Lots of organizations get stuck when it comes to understanding target markets. We all work hard to uncover who ours is. Then we kick back and rest easy in the knowledge that the work is done. We’ve defined them, personified them, and decided how to talk to them. High fives and time for a cocktail.

But then new babies are born. Markets shift and new markets appear on the regular, and you have to figure out how to talk to them, too. It’s exhausting. Today’s 20-year-olds have values and ideas that tomorrow’s 20-year-olds may not share. You can’t assume new audiences will grow into your message. Conversely, if your message changes to accommodate new audiences, you’ll alienate your tried-and-true loyalists. (This is particularly true in fields that must cast a wide net, such as alumni relations. Perhaps not so much of a concern for a business that markets exclusively to a narrower demographic.)

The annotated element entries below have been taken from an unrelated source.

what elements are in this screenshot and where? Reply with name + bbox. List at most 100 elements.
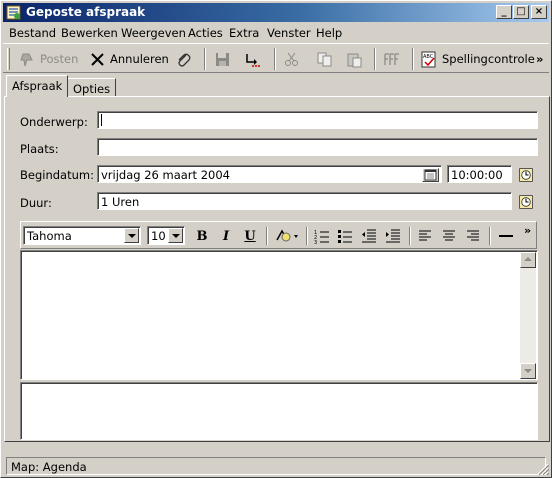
scissors-icon: [285, 52, 298, 66]
tab-afspraak[interactable]: Afspraak: [6, 75, 69, 97]
align-right-button[interactable]: [463, 227, 483, 245]
close-x-icon: [91, 52, 104, 66]
indent-icon: [386, 229, 400, 243]
font-family-value: Tahoma: [27, 229, 72, 243]
bullet-list-button[interactable]: [335, 227, 355, 245]
location-input[interactable]: [97, 138, 538, 156]
toolbar-overflow-chevron[interactable]: »: [536, 49, 543, 69]
attach-button[interactable]: [175, 49, 196, 69]
vertical-scrollbar[interactable]: [520, 252, 536, 379]
format-toolbar: Tahoma 10 B I U 1 2 3 »: [20, 221, 537, 249]
scroll-up-arrow-icon[interactable]: [520, 252, 536, 268]
toolbar-grip[interactable]: [7, 48, 10, 70]
font-family-select[interactable]: Tahoma: [23, 226, 141, 245]
duration-field[interactable]: 1 Uren: [97, 192, 512, 210]
subject-input[interactable]: [97, 111, 538, 129]
clock-icon[interactable]: [519, 168, 533, 182]
title-bar[interactable]: Geposte afspraak _ □ ×: [3, 3, 549, 22]
clock-icon[interactable]: [519, 195, 533, 209]
menu-bewerken[interactable]: Bewerken: [61, 26, 118, 40]
bold-button[interactable]: B: [192, 227, 212, 245]
notes-area[interactable]: [20, 382, 538, 440]
menu-help[interactable]: Help: [316, 26, 342, 40]
svg-text:3: 3: [314, 240, 317, 244]
font-color-button[interactable]: [273, 227, 301, 245]
underline-button[interactable]: U: [240, 227, 260, 245]
font-icon: [384, 52, 399, 65]
window-title: Geposte afspraak: [26, 5, 146, 19]
resize-grip-icon[interactable]: [537, 463, 549, 475]
menu-venster[interactable]: Venster: [267, 26, 311, 40]
copy-icon: [317, 52, 332, 66]
post-button[interactable]: Posten: [19, 49, 78, 69]
align-center-icon: [443, 230, 455, 241]
toolbar-separator: [306, 227, 308, 245]
font-color-icon: [276, 229, 298, 242]
numbered-list-button[interactable]: 1 2 3: [312, 227, 332, 245]
paste-button[interactable]: [346, 49, 367, 69]
menu-bar: Bestand Bewerken Weergeven Acties Extra …: [3, 24, 549, 42]
increase-indent-button[interactable]: [383, 227, 403, 245]
chevron-down-icon[interactable]: [168, 228, 183, 243]
spellcheck-icon: ABC: [421, 51, 436, 67]
status-bar: Map: Agenda: [4, 456, 550, 476]
toolbar-separator: [489, 227, 491, 245]
save-button[interactable]: [214, 49, 235, 69]
start-time-field[interactable]: 10:00:00: [447, 165, 512, 183]
location-label: Plaats:: [20, 142, 59, 156]
start-date-value: vrijdag 26 maart 2004: [101, 168, 230, 182]
tab-strip: Afspraak Opties: [3, 75, 549, 97]
menu-weergeven[interactable]: Weergeven: [121, 26, 186, 40]
duration-label: Duur:: [20, 196, 52, 210]
post-pushpin-icon: [20, 53, 33, 66]
tab-opties[interactable]: Opties: [67, 78, 117, 96]
paperclip-icon: [178, 53, 191, 67]
cut-button[interactable]: [283, 49, 304, 69]
font-size-value: 10: [151, 229, 166, 243]
outdent-icon: [362, 229, 376, 243]
toolbar-separator: [204, 48, 206, 70]
standard-toolbar: Posten Annuleren ABC Spellingcontrole »: [3, 43, 549, 73]
cancel-label: Annuleren: [110, 52, 169, 66]
appointment-window: Geposte afspraak _ □ × Bestand Bewerken …: [0, 0, 552, 478]
align-center-button[interactable]: [439, 227, 459, 245]
menu-extra[interactable]: Extra: [229, 26, 259, 40]
format-overflow-chevron[interactable]: »: [524, 224, 531, 237]
chevron-down-icon[interactable]: [124, 228, 139, 243]
post-label: Posten: [40, 52, 79, 66]
toolbar-separator: [374, 48, 376, 70]
align-left-button[interactable]: [415, 227, 435, 245]
close-button[interactable]: ×: [531, 5, 547, 19]
calendar-icon: [424, 169, 437, 181]
spelling-label: Spellingcontrole: [442, 52, 535, 66]
calendar-dropdown-button[interactable]: [422, 168, 439, 182]
font-size-select[interactable]: 10: [147, 226, 185, 245]
decrease-indent-button[interactable]: [359, 227, 379, 245]
menu-bestand[interactable]: Bestand: [9, 26, 56, 40]
body-editor[interactable]: [20, 250, 538, 380]
toolbar-separator: [409, 227, 411, 245]
subject-label: Onderwerp:: [20, 115, 88, 129]
post-icon: [6, 5, 21, 20]
start-date-field[interactable]: vrijdag 26 maart 2004: [97, 165, 442, 183]
copy-button[interactable]: [316, 49, 337, 69]
status-folder: Map: Agenda: [6, 457, 546, 475]
italic-button[interactable]: I: [216, 227, 236, 245]
start-date-label: Begindatum:: [20, 168, 94, 182]
minimize-button[interactable]: _: [496, 5, 512, 19]
toolbar-separator: [266, 227, 268, 245]
text-caret: [101, 114, 102, 126]
menu-acties[interactable]: Acties: [188, 26, 223, 40]
cancel-button[interactable]: Annuleren: [89, 49, 169, 69]
horizontal-line-button[interactable]: [496, 227, 516, 245]
horizontal-line-icon: [499, 235, 513, 237]
bullet-list-icon: [338, 230, 352, 243]
spelling-button[interactable]: ABC Spellingcontrole: [421, 49, 535, 69]
maximize-button[interactable]: □: [513, 5, 529, 19]
move-button[interactable]: [244, 49, 265, 69]
scroll-down-arrow-icon[interactable]: [520, 363, 536, 379]
paste-icon: [347, 53, 362, 67]
floppy-disk-icon: [216, 52, 229, 66]
toolbar-separator: [274, 48, 276, 70]
font-button[interactable]: [383, 49, 404, 69]
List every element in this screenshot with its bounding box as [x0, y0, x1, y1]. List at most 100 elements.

Anyway, back to developing new markets. How can a service or advocacy organization with one focused mission continue to engage with existing markets while developing new ones? Two ways: vision, and segmented campaigns.

Vision, because this type of thinking involves planning for the future. Asking questions like, “Who will our audience be in 10 years, and how will they think?” “How do we capture the next generation of customers?” “What would our perfect customer look like in a decade?” We often find these 10-year questions terrify clients. Few have thought that far in advance. I get it. Sometimes today’s hot mess is scary enough. Who’s got time to look past next week’s explosion?

But it’s a task you should not avoid. And once you’ve done the vision work to articulate your audience-to-be, it’s time to talk to them. Consider a campaign dedicated to your emerging market—building affinity and loyalty from the very beginning, or even prior to their decision-making process. This probably means a new tone of voice and call to action. And it likely means new marketing channels as well. (Let’s face it, you don’t want to find content made for you peppered amongst content made for your mom.)

Dedicated, segmented campaigns can be immensely successful. They allow you to focus, to speak deeply to an audience, and to build a relationship that can grow. Consider it once you’ve faced those 10-year questions.

If the thought sends you reeling, maybe look at it from a different angle. Look at it as insurance.